ATI LPN
ATI PN Adult Medical Surgical 2019
1. The mental health nurse observes that a female client with delusional disorder carries some of her belongings with her because she believes that others are trying to steal them. Which nursing action will promote trust?
- A. Explain that distrust is related to feeling anxious.
- B. Initiate short, frequent contacts with the client.
- C. Explain that these beliefs are related to her illness.
- D. Offer to keep the belongings at the nurse's desk.
Correct answer: B
Rationale: Initiating short, frequent contacts with the client is the most appropriate action to promote trust. This approach helps build trust and rapport, addressing the client's need for security. By maintaining regular contact, the nurse can provide reassurance and support, which can help alleviate the client's anxiety related to her delusional beliefs. Choice A does not directly address the client's need for trust and security. Choice C focuses on the client's illness but does not actively address building trust. Choice D, offering to keep the belongings at the nurse's desk, may not be well-received by the client and could potentially worsen her anxiety and distrust.

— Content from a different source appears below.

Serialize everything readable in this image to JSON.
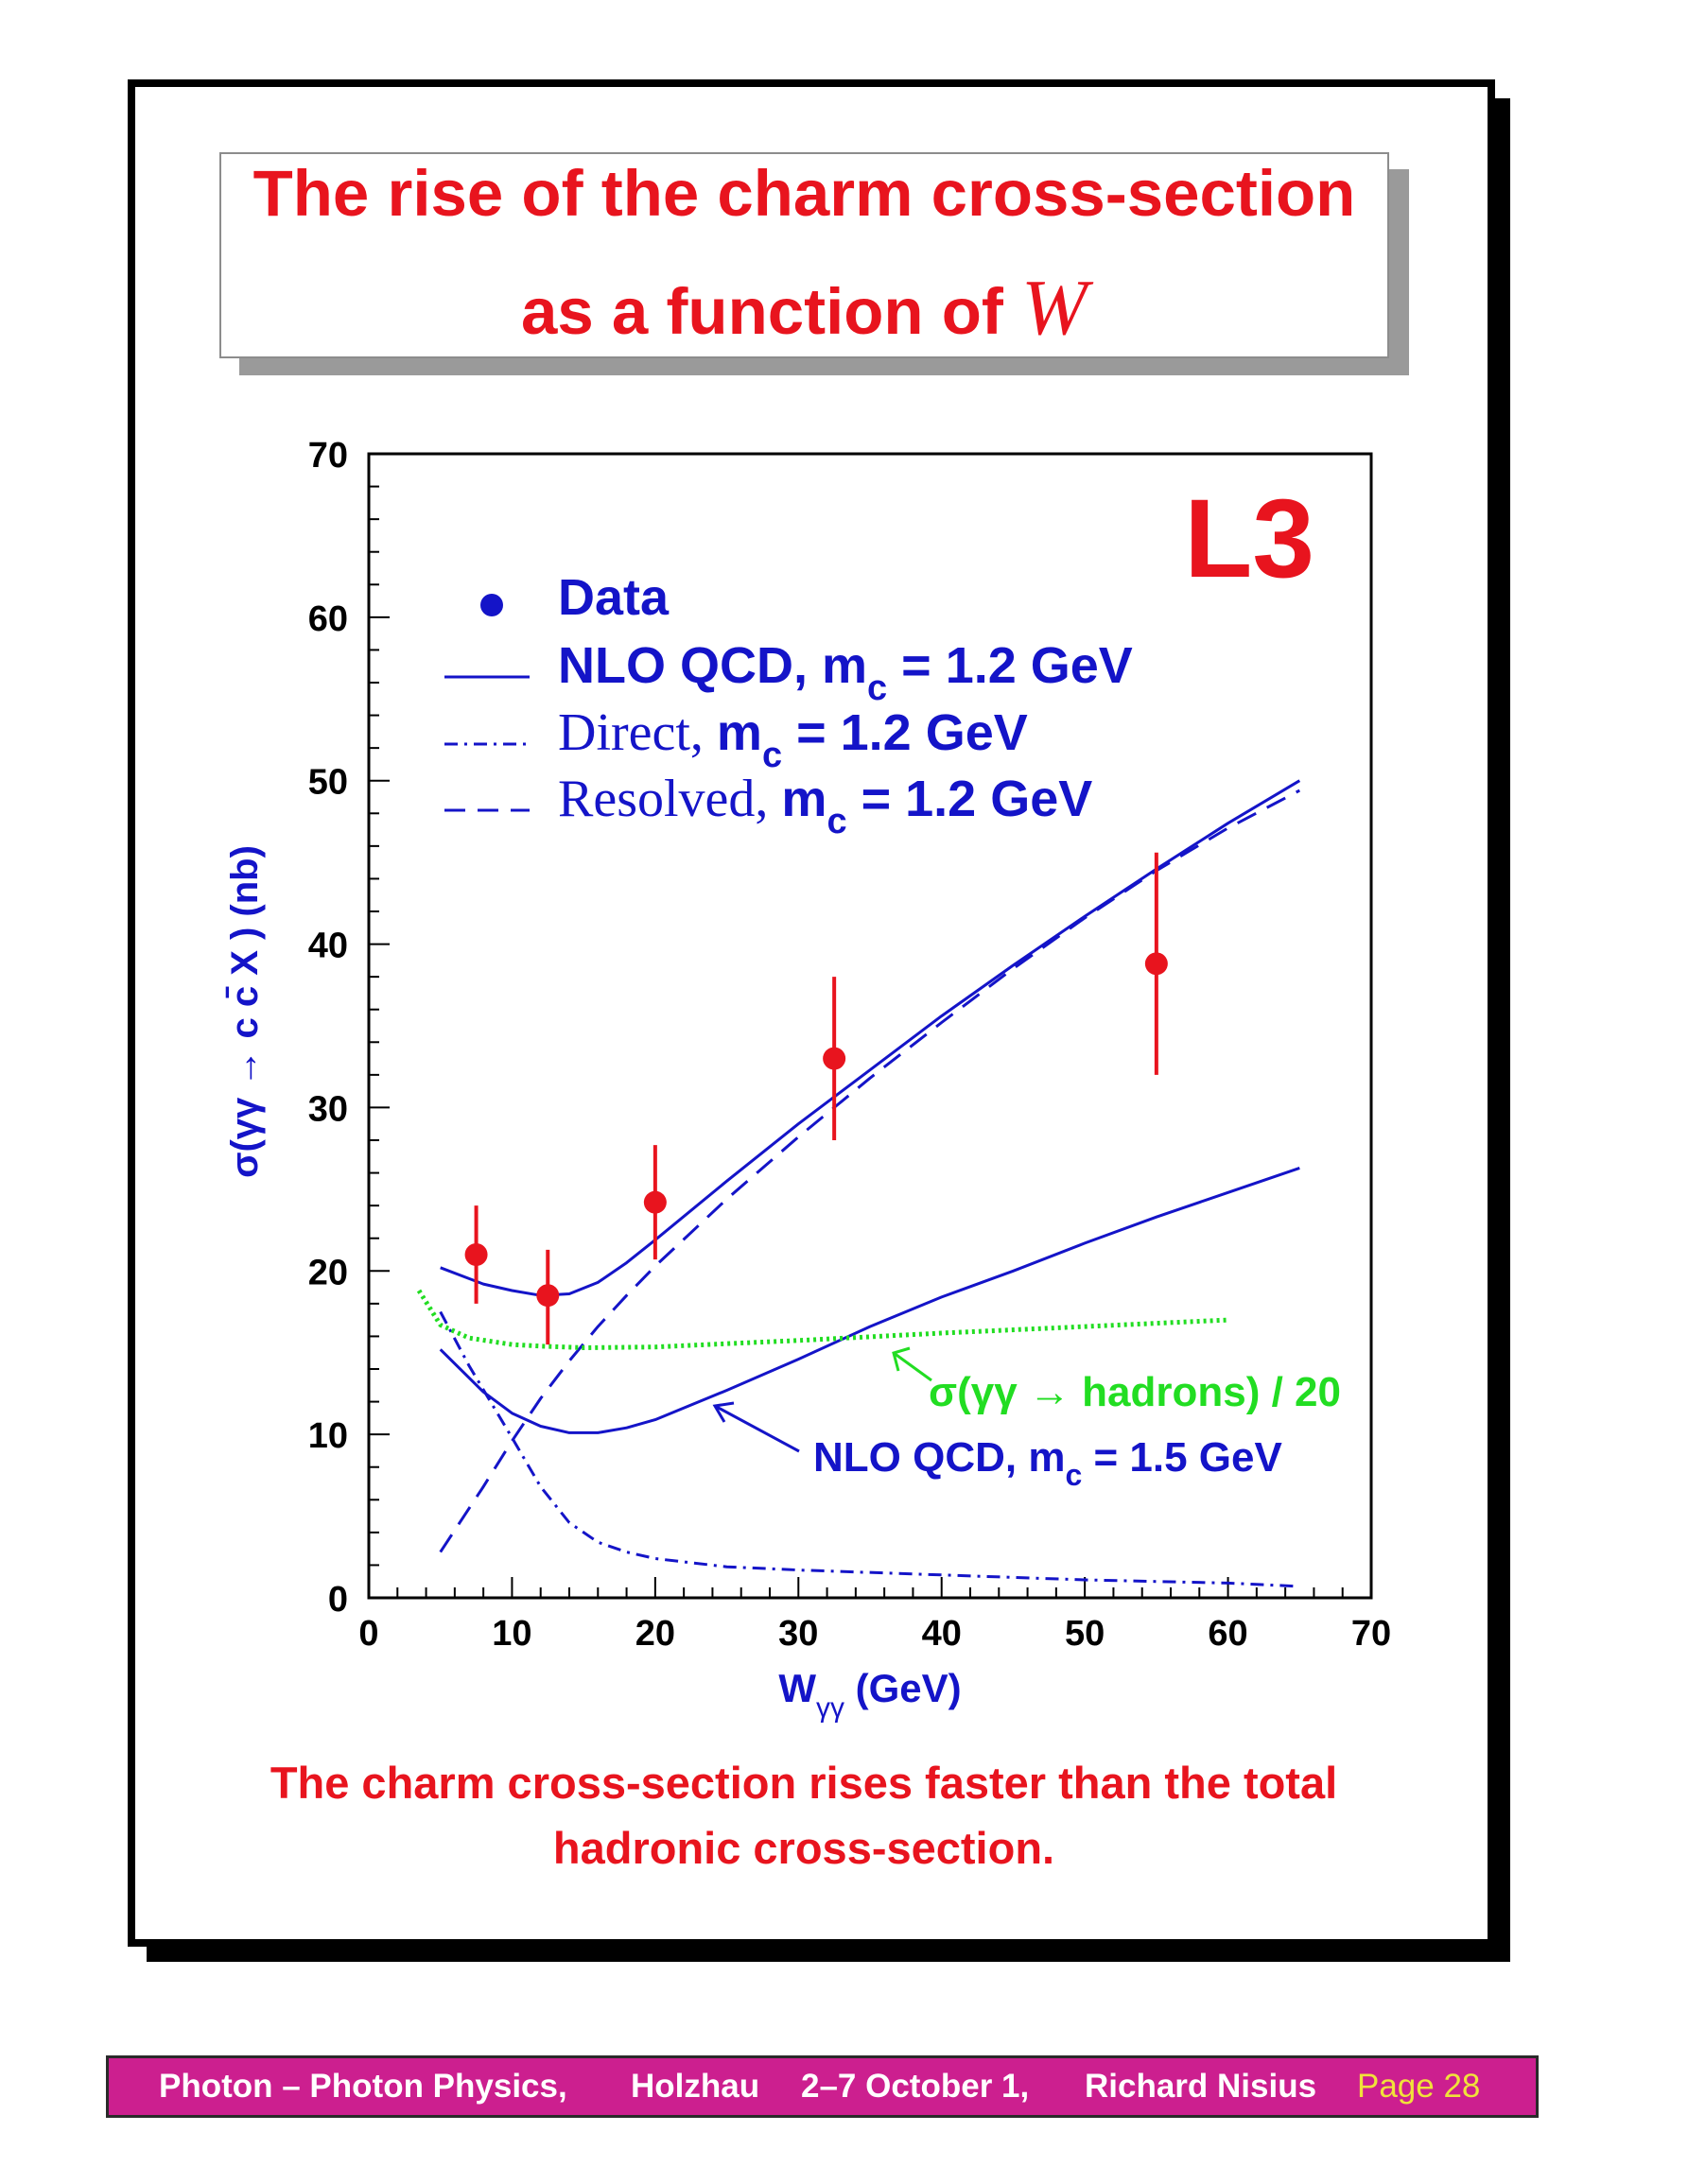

2. When planning care for a 16-year-old with appendicitis presenting with right lower quadrant pain, what should the nurse prioritize as a nursing diagnosis?
- A. Imbalanced nutrition: Less than body requirements related to decreased oral intake
- B. Risk for infection related to possible rupture of the appendix
- C. Constipation related to decreased bowel motility and decreased fluid intake
- D. Chronic pain related to appendicitis
Correct answer: B
Rationale: The priority nursing diagnosis for a client with appendicitis is the 'Risk for infection related to possible rupture of the appendix.' Appendicitis carries a risk of the appendix rupturing, which can lead to peritonitis, a life-threatening condition. Preventing infection through timely intervention and surgery is critical in the care of a client with appendicitis, making this nursing diagnosis the priority.

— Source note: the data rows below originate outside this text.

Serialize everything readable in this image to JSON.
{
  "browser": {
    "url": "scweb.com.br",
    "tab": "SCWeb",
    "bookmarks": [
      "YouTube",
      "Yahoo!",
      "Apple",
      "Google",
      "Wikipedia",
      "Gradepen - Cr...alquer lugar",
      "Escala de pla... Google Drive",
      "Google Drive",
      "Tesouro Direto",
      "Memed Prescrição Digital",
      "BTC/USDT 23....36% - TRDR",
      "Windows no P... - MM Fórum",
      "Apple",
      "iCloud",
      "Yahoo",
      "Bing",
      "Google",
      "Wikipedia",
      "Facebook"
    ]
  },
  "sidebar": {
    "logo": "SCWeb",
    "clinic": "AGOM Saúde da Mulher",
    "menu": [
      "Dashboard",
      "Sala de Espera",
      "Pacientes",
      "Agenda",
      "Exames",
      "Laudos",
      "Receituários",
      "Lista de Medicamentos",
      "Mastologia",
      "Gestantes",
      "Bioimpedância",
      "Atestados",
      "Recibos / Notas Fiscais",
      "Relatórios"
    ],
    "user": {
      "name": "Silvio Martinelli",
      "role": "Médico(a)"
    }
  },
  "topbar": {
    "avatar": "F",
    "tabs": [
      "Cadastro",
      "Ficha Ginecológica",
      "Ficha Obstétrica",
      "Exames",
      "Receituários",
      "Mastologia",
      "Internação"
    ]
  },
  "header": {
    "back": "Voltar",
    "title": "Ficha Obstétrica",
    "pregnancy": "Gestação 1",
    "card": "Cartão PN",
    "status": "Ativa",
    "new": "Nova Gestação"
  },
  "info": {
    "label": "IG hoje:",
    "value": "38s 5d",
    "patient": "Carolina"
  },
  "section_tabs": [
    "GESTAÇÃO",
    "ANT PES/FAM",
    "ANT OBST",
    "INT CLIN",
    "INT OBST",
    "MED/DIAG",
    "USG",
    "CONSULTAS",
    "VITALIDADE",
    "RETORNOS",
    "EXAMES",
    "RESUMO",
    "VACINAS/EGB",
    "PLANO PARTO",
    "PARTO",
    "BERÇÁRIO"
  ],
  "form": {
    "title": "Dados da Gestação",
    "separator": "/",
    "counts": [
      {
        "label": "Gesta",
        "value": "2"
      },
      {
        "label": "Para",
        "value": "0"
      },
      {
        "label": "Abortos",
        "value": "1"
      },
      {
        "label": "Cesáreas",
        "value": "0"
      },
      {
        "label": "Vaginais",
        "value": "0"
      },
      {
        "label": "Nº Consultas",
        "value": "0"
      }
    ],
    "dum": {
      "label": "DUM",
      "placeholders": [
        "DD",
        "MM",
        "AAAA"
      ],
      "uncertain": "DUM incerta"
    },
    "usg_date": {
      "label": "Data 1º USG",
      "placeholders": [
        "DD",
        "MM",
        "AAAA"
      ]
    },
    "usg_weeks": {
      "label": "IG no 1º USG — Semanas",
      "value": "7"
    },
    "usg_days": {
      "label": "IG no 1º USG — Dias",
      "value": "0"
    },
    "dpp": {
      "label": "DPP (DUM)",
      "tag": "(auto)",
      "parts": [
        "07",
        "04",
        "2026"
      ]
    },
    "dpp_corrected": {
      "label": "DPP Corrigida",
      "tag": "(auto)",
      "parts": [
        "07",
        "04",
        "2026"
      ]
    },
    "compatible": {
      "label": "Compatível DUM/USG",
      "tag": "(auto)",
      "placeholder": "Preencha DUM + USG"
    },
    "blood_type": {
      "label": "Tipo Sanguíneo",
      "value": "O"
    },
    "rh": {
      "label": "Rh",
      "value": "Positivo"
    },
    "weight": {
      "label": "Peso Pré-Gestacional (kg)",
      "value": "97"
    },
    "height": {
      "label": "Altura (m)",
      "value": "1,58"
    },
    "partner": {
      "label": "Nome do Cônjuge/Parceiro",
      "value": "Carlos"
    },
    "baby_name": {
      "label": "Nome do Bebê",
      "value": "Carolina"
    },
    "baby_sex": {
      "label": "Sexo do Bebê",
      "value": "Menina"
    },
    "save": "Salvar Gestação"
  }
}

3. A client with chronic renal failure is prescribed epoetin alfa (Epogen). Which outcome indicates that the medication is effective?

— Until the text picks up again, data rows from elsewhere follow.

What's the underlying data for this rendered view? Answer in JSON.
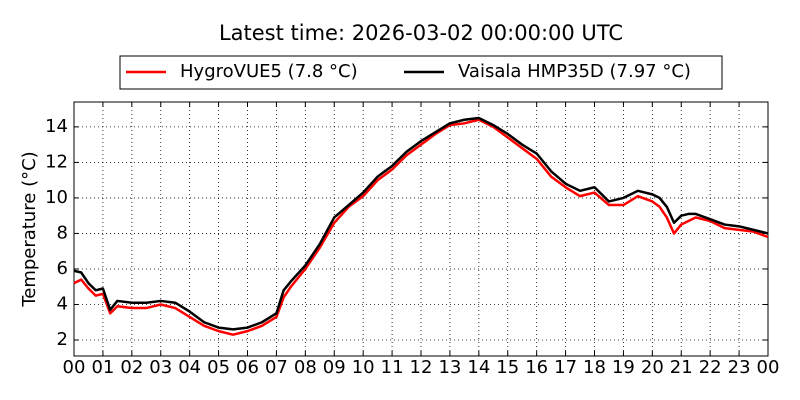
{
  "chart_data": {
    "type": "line",
    "title": "Latest time: 2026-03-02 00:00:00 UTC",
    "y_label": "Temperature (°C)",
    "x": [
      0,
      0.25,
      0.5,
      0.75,
      1,
      1.25,
      1.5,
      2,
      2.5,
      3,
      3.5,
      4,
      4.5,
      5,
      5.5,
      6,
      6.5,
      7,
      7.25,
      7.5,
      8,
      8.5,
      9,
      9.5,
      10,
      10.5,
      11,
      11.5,
      12,
      12.5,
      13,
      13.5,
      14,
      14.5,
      15,
      15.5,
      16,
      16.5,
      17,
      17.5,
      18,
      18.5,
      19,
      19.5,
      20,
      20.25,
      20.5,
      20.75,
      21,
      21.25,
      21.5,
      22,
      22.5,
      23,
      23.5,
      24
    ],
    "series": [
      {
        "name": "HygroVUE5 (7.8 °C)",
        "color": "#ff0000",
        "values": [
          5.2,
          5.4,
          4.9,
          4.5,
          4.6,
          3.5,
          3.9,
          3.8,
          3.8,
          4.0,
          3.8,
          3.3,
          2.8,
          2.5,
          2.3,
          2.5,
          2.8,
          3.3,
          4.4,
          5.0,
          6.0,
          7.2,
          8.6,
          9.5,
          10.1,
          11.0,
          11.6,
          12.4,
          13.0,
          13.6,
          14.1,
          14.2,
          14.4,
          14.0,
          13.4,
          12.8,
          12.2,
          11.2,
          10.6,
          10.1,
          10.3,
          9.6,
          9.6,
          10.1,
          9.8,
          9.5,
          8.9,
          8.0,
          8.5,
          8.7,
          8.9,
          8.7,
          8.3,
          8.2,
          8.1,
          7.8
        ]
      },
      {
        "name": "Vaisala HMP35D (7.97 °C)",
        "color": "#000000",
        "values": [
          5.9,
          5.8,
          5.2,
          4.8,
          4.9,
          3.7,
          4.2,
          4.1,
          4.1,
          4.2,
          4.1,
          3.6,
          3.0,
          2.7,
          2.6,
          2.7,
          3.0,
          3.5,
          4.8,
          5.3,
          6.2,
          7.4,
          8.9,
          9.6,
          10.3,
          11.2,
          11.8,
          12.6,
          13.2,
          13.7,
          14.2,
          14.4,
          14.5,
          14.1,
          13.6,
          13.0,
          12.5,
          11.5,
          10.8,
          10.4,
          10.6,
          9.8,
          10.0,
          10.4,
          10.2,
          10.0,
          9.5,
          8.6,
          9.0,
          9.1,
          9.1,
          8.8,
          8.5,
          8.4,
          8.2,
          8.0
        ]
      }
    ],
    "xlim": [
      0,
      24
    ],
    "xticks": [
      {
        "value": 0,
        "label": "00"
      },
      {
        "value": 1,
        "label": "01"
      },
      {
        "value": 2,
        "label": "02"
      },
      {
        "value": 3,
        "label": "03"
      },
      {
        "value": 4,
        "label": "04"
      },
      {
        "value": 5,
        "label": "05"
      },
      {
        "value": 6,
        "label": "06"
      },
      {
        "value": 7,
        "label": "07"
      },
      {
        "value": 8,
        "label": "08"
      },
      {
        "value": 9,
        "label": "09"
      },
      {
        "value": 10,
        "label": "10"
      },
      {
        "value": 11,
        "label": "11"
      },
      {
        "value": 12,
        "label": "12"
      },
      {
        "value": 13,
        "label": "13"
      },
      {
        "value": 14,
        "label": "14"
      },
      {
        "value": 15,
        "label": "15"
      },
      {
        "value": 16,
        "label": "16"
      },
      {
        "value": 17,
        "label": "17"
      },
      {
        "value": 18,
        "label": "18"
      },
      {
        "value": 19,
        "label": "19"
      },
      {
        "value": 20,
        "label": "20"
      },
      {
        "value": 21,
        "label": "21"
      },
      {
        "value": 22,
        "label": "22"
      },
      {
        "value": 23,
        "label": "23"
      },
      {
        "value": 24,
        "label": "00"
      }
    ],
    "ylim": [
      1.1,
      15.4
    ],
    "yticks": [
      2,
      4,
      6,
      8,
      10,
      12,
      14
    ],
    "grid": true
  }
}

- A. Increased urine output.
- B. Decreased blood pressure.
- C. Improved hemoglobin levels.
- D. Stable potassium levels.
Correct answer: C
Rationale: Epoetin alfa is a medication that stimulates red blood cell production. Therefore, in a client with chronic renal failure, an effective outcome of epoetin alfa therapy would be an improvement in hemoglobin levels. This indicates that the medication is working as intended by addressing anemia, a common complication of chronic renal failure. Increased urine output (choice A) is not directly related to the action of epoetin alfa. Decreased blood pressure (choice B) is not a primary expected outcome of epoetin alfa therapy. Stable potassium levels (choice D) are important but not a direct indicator of the effectiveness of epoetin alfa in this context.
4. A patient with schizophrenia is prescribed olanzapine. What is an important side effect for the healthcare provider to monitor?
- A. Hypertension
- B. Weight gain
- C. Hypoglycemia
- D. Bradycardia
Correct answer: B
Rationale: The correct answer is B: Weight gain. Olanzapine, an atypical antipsychotic, is known to cause significant weight gain and metabolic syndrome. It is crucial for healthcare providers to closely monitor patients for these side effects to prevent complications and provide appropriate interventions.
5. The community health nurse is working in a multi-ethnic health center. In what situation should the nurse intervene?
- A. An Asian-American mother reports using cupping to treat an infection, resulting in a pattern of red round marks on her toddler's back.
- B. A Hispanic pregnant client who is often late for appointments arrives late for today's appointment.
- C. A Native-American individual being interviewed will not make direct eye contact when asked about violence in the home.
- D. An African-American infant who is spitting up milk has lost 6 ounces since last week's clinic visit.
Correct answer: D
Rationale: The correct answer is D because losing weight in an infant, especially when combined with spitting up milk, requires immediate intervention to address potential health concerns. Choice A deals with a cultural practice that may not necessarily pose an immediate health risk. Choice B, while important, does not present an immediate health threat. Choice C relates to cultural differences in communication and does not necessarily indicate a need for immediate intervention in terms of health.